Mike, with his beard, he saw in me a friend and sat next to me. Be careful, think about it, he said. He was addicted to crack and was divorced because of it. Two years in rehab, mostly it was because of Bennington and the emptiness that is here. I bought him a prairie fire. Two, actually.
And then at Allegro, the snowboarding waitress, 25, thinking about kids, her boyfriend’s older, 31 or something, so maybe they are ready. She is a wanderer, sort of tired of Bennington after 6 months; her lease is for a year. She was interested in me, surprised by my 4 martini’s and 3 glasses of wine. She offered to drive me home, but I told her I was walking. Instead, I went up and met Mike and the rest of the kids for another round, drinking red bull vodka’s and playing with pitbulls. I stumbled home at midnight. Got to the room and barfed alone. When I woke up I was broken and the room smelled sad and I wanted to leave as fast as I could. I missed my friends from the last night and regretted that last shot.
I recovered, I guess, eventually. Around 2 in the afternoon. Burlington, so much happier. You can feel the difference.

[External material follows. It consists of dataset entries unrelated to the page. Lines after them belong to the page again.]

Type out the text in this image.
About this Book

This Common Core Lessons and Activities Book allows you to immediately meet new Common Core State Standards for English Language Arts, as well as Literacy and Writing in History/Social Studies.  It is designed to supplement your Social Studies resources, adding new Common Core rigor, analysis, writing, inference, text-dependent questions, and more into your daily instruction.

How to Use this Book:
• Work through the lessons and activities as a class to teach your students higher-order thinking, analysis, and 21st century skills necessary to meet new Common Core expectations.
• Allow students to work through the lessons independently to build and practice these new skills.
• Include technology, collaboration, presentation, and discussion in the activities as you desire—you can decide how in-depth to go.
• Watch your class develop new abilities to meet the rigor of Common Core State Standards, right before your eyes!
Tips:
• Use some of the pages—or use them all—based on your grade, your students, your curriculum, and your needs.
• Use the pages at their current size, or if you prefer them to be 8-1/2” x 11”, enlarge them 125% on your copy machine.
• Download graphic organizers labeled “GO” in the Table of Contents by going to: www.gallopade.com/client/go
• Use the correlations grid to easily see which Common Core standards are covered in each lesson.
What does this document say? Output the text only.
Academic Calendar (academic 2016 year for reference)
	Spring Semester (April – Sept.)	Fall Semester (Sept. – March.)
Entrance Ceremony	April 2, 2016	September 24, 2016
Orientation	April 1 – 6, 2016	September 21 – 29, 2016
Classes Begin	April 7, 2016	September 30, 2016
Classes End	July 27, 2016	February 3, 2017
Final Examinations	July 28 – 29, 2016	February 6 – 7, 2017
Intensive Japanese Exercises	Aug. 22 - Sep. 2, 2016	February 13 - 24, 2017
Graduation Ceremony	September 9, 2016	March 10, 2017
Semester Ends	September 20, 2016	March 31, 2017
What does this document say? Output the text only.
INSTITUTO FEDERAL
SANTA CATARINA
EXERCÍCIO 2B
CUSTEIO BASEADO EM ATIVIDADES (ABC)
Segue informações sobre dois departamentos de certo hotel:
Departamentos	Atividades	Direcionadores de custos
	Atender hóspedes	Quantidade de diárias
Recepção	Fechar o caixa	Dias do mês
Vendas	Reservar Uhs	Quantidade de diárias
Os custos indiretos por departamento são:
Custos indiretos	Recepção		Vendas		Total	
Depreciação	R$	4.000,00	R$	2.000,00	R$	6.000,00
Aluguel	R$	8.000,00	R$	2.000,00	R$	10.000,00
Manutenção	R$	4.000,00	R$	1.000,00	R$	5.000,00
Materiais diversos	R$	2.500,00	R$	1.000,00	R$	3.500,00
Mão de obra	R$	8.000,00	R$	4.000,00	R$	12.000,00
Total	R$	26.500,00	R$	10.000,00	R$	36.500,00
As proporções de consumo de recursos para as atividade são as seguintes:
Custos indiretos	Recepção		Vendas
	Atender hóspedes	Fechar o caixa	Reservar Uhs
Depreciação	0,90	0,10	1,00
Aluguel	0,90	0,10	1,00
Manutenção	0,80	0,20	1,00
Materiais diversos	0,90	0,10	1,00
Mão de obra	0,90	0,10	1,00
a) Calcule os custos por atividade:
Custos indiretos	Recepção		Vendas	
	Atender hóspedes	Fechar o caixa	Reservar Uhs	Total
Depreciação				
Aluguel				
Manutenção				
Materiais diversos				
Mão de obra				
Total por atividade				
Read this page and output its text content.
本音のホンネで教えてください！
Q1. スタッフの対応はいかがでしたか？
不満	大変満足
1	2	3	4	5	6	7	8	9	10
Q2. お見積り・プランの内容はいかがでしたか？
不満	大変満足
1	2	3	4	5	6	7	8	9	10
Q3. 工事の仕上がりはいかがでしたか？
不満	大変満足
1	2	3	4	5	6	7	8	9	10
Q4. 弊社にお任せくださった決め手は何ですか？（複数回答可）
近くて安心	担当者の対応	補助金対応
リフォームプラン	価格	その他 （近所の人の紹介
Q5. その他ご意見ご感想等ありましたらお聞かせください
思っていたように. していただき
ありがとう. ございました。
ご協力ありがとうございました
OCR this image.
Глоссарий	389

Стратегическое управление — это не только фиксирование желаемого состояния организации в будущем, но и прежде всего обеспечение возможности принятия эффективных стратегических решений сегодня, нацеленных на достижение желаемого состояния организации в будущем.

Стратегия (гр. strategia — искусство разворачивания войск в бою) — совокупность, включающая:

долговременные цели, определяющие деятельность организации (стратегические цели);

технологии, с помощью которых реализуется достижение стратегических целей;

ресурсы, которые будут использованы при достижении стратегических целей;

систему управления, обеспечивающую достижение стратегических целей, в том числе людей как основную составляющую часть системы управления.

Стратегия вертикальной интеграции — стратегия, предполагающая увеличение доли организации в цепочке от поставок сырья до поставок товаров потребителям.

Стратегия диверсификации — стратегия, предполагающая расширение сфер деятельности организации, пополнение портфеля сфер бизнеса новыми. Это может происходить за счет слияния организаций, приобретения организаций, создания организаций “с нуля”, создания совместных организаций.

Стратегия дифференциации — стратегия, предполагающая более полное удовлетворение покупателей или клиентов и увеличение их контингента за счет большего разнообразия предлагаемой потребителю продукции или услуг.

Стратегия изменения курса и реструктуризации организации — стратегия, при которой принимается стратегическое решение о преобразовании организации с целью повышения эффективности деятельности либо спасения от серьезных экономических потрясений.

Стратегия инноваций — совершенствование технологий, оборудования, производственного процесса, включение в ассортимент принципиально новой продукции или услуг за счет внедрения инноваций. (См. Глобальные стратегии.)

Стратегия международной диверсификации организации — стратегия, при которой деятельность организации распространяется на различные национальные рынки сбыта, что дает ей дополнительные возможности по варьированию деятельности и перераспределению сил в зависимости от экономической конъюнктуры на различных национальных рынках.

That day, I89, eastbound outside of Barre, a milk tanker crashed and exploded. The silver steel was black and twisted, shredded and against the embankment as I drove past it, going the other way. A crane was already there, and trucks waited to patch the melted highway. Al was quick to speculate driver error. Al drove a pickup and knew about these things. They usually happened for understandable reasons, like black ice. But this morning? It was too warm for black ice and two people were dead.